Королевский шут
Шрифт:
— Значит будем ждать другой. Послушай Колокольчика — она права. Глупость и поспешность в таком сложном деле — наши самые опасные враги. Как решил вести себя с Греяной? — перешёл он на другую тему.
— А никак. Пришёл. Поздоровался. Посидел и помолчал, если от вас не будет никаких посланий. Захочет поговорить — поддержу, но первым лезть не буду. Любое нескромное поползновение в мою сторону — Харм тут же переносит домой, на радость Фаннории.
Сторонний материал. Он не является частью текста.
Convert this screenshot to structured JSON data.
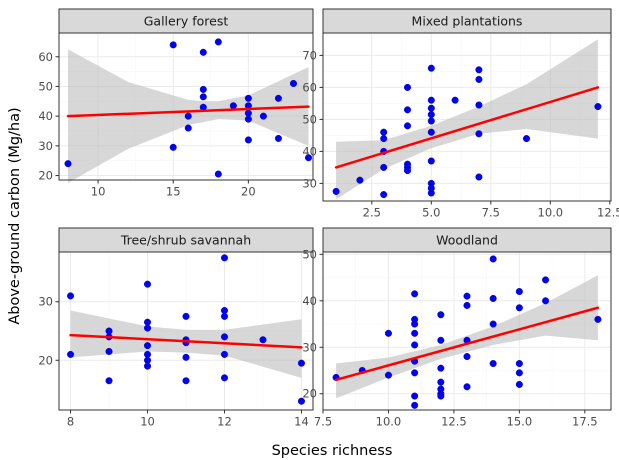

— За последнее не волнуйся. Она попыталась разок — не вышло. Теперь будет искать другие пути. Следи не так за её словами, как за интонациями и жестами. Я сам натаскивал принцессу входить в доверие к людям, и ученица из неё получилась отличная — может окрутить.
— Учту. Что ещё?
—
Калеван ушёл первым, а я задержался.
— Господин Саним Бельжский…
— Илий! Ты чего так официально? — удивился он.
— Есть причина. У Вас же дочь в Школе Живописцев учится?
— Да. Бедная девочка. Внешность у неё необычная — столько из-за неё натерпелась. Не поверишь, но замкнулась в себе ещё в детстве, терпя насмешки над своим ростом. Вот Колокольчик у тебя боевая, а моя… Может, их познакомить? Беда-то одна на двоих — только величины разные. Я ж Ланирию еле уговорил в люди выйти, устроив в эту Школу. С трудом согласилась и то потому, что без ума от картинок всяких. У неё там проблемы, раз заговорил?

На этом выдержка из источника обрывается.